Despite the above limitations, this study has important strengths. The unified electronical medical files, used in our hospital and in the community medical services, enabled access to all recorded information of all the patients in our fracture liaison service. Specifically, we could easily calculate the CCI [22], a well validated index for comorbidities. Additionally, the femoral fracture images of all our patients were reviewed by the same research team members, including a radiologist and an endocrinologist, blinded to BP treatment status. The classification of the typical femoral hip fractures into subgroups and the assessment of each group separately strengthen the credibility of our hypothesis, namely that patients admitted with AFF had distinct characteristics, compared with patients admitted with typical osteoporotic hip fractures, regardless of the specific site of these typical fractures.

In conclusion, our study showed that patients with AFF compared to typical hip fractures showed better baseline medical conditions irrespective of their younger age.

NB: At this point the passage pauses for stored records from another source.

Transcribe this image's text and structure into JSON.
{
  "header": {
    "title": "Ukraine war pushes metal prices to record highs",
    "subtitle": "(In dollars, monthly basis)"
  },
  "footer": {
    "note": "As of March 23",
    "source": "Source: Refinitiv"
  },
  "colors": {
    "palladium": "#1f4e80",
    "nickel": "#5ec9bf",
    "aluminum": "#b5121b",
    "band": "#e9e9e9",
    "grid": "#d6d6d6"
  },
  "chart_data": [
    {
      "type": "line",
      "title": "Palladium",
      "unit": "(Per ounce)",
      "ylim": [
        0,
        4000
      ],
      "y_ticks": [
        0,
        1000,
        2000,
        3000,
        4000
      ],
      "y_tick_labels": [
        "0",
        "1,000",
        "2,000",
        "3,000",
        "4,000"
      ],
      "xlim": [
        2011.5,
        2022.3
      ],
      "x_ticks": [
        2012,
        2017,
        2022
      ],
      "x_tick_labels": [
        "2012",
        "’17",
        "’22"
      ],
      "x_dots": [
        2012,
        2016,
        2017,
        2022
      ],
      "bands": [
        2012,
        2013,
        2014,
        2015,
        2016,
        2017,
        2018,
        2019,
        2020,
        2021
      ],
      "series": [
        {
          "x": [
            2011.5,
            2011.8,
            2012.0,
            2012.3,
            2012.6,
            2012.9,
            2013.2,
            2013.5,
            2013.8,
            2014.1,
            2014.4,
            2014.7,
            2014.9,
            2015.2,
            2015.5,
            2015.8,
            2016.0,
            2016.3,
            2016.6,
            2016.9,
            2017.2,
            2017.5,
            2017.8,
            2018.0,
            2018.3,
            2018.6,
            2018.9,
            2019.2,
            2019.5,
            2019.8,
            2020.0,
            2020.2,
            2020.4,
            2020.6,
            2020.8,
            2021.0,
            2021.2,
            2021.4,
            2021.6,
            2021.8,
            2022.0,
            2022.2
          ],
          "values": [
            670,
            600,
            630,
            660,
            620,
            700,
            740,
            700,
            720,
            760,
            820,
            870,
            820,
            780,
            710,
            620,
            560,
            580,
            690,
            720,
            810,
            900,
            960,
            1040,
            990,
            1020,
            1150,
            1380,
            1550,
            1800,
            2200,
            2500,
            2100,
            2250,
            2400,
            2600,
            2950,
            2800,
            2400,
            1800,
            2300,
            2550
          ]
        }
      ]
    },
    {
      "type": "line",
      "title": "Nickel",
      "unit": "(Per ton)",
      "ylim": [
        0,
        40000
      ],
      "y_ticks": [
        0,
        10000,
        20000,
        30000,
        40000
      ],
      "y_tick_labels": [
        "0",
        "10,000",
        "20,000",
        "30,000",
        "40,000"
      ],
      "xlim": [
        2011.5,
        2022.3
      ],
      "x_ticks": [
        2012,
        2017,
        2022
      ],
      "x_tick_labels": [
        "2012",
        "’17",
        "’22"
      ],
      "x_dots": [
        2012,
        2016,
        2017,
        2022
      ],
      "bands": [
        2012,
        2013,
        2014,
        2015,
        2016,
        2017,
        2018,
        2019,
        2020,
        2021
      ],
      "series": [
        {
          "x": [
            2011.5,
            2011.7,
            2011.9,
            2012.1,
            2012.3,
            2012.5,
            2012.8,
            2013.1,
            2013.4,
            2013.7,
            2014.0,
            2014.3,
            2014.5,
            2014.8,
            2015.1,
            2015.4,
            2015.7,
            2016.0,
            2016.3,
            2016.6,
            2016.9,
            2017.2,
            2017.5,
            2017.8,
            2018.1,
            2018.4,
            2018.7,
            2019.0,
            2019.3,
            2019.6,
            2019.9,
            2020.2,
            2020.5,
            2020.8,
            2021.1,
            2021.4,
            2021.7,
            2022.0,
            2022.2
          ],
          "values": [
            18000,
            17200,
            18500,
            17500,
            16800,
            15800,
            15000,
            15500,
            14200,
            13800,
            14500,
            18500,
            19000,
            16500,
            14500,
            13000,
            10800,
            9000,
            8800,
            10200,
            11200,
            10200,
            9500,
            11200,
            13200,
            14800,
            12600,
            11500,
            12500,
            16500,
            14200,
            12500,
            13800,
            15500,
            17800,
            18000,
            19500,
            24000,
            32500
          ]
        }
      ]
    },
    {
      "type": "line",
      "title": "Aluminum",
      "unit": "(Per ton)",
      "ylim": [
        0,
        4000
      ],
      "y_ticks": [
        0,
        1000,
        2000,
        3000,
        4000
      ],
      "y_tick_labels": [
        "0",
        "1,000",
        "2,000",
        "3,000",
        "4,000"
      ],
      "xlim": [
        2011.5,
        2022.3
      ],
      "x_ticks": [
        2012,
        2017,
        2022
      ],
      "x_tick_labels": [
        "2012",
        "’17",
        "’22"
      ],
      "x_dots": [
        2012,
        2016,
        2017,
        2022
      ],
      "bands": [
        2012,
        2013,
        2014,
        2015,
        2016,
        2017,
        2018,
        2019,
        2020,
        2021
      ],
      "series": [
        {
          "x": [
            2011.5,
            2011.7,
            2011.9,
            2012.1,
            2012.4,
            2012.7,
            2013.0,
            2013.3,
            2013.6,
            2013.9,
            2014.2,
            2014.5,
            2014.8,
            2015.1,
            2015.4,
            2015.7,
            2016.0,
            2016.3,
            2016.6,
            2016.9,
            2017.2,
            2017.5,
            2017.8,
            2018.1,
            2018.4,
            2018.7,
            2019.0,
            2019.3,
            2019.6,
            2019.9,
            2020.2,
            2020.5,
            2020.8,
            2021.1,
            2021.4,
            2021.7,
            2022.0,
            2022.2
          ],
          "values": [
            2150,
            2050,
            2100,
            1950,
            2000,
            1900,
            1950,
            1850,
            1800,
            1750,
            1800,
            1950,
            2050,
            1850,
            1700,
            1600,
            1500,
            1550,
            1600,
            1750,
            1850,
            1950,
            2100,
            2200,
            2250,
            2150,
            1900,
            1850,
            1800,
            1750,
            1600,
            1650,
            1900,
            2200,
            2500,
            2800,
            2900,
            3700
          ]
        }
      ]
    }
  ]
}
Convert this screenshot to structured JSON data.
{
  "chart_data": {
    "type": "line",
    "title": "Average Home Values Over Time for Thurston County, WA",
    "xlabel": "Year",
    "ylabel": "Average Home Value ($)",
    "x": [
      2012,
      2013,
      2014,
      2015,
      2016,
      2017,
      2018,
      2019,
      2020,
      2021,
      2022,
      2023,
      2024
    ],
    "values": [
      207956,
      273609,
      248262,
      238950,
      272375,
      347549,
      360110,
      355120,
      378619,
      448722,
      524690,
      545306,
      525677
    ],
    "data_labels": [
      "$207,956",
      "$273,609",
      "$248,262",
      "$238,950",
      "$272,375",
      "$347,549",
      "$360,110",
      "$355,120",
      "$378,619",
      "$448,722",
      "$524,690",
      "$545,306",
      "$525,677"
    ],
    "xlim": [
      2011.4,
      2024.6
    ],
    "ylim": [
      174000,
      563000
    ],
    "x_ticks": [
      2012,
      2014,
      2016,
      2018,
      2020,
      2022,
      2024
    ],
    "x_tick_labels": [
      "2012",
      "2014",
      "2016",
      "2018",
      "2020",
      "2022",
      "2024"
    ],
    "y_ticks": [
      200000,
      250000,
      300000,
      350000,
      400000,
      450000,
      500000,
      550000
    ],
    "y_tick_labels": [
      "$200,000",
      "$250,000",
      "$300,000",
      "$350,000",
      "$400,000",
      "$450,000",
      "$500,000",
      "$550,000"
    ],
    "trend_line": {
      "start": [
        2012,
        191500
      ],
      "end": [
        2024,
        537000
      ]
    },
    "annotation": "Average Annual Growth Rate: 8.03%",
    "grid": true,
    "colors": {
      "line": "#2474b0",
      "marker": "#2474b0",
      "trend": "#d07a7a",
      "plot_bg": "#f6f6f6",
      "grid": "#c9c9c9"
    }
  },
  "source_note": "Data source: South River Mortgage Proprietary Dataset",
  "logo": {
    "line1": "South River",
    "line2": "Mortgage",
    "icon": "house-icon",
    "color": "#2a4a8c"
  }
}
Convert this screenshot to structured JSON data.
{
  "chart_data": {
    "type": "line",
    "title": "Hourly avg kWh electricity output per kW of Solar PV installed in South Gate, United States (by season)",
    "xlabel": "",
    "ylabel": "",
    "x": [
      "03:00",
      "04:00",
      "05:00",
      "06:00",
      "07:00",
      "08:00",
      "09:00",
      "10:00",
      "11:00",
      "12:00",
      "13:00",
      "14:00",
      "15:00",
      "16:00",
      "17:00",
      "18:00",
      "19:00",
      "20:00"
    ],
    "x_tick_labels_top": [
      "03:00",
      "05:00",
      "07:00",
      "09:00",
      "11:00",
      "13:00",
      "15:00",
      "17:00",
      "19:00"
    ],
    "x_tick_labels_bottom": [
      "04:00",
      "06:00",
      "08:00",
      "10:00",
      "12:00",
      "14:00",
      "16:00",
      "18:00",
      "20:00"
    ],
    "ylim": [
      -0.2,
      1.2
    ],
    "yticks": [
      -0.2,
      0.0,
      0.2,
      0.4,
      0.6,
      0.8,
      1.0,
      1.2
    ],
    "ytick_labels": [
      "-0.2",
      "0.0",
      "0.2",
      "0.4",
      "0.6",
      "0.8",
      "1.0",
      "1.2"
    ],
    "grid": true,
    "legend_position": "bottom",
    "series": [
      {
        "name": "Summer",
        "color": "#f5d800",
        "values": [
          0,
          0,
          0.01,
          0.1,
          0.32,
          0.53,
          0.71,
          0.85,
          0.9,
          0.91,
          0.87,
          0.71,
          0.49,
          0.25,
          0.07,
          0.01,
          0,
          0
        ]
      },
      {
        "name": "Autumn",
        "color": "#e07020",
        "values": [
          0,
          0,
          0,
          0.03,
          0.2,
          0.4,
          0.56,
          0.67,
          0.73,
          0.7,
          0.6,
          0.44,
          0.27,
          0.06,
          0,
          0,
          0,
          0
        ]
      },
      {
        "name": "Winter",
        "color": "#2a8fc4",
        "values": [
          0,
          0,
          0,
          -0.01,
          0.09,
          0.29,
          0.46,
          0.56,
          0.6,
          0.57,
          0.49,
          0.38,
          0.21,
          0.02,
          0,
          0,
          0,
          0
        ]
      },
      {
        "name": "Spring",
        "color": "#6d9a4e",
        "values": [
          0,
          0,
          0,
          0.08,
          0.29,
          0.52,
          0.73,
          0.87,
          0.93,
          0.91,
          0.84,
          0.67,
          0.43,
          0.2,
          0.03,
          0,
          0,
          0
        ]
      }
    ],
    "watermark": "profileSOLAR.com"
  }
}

A higher proportion of patients with AFF than patients with typical osteoporotic hip fractures was treated by BPs for 5 or more years prior to their fractures. Further, the risk of AFF, though absolutely low, increased as the number of BP treatment years increased and reached statistical significance after 5 years of treatment. This finding concurs with the rationale of current guidelines, which suggests a “drug holiday” after 3–5 years of BP treatment, for patients with a mild to moderate fracture risk [7, 15, 29]. Nevertheless, the beneficial effect of BP treatment on the risk of vertebral and non-vertebral typical osteoporotic fractures should be considered when decisions on “drug holiday,” and its duration is taken [17]. To overcome the limitations of our study, a large, prospective study that follows patients treated with BP, including adherence data, is needed. This will enable drawing more precise conclusions regarding the time point during BP treatment at which the risk of AFF becomes significantly elevated.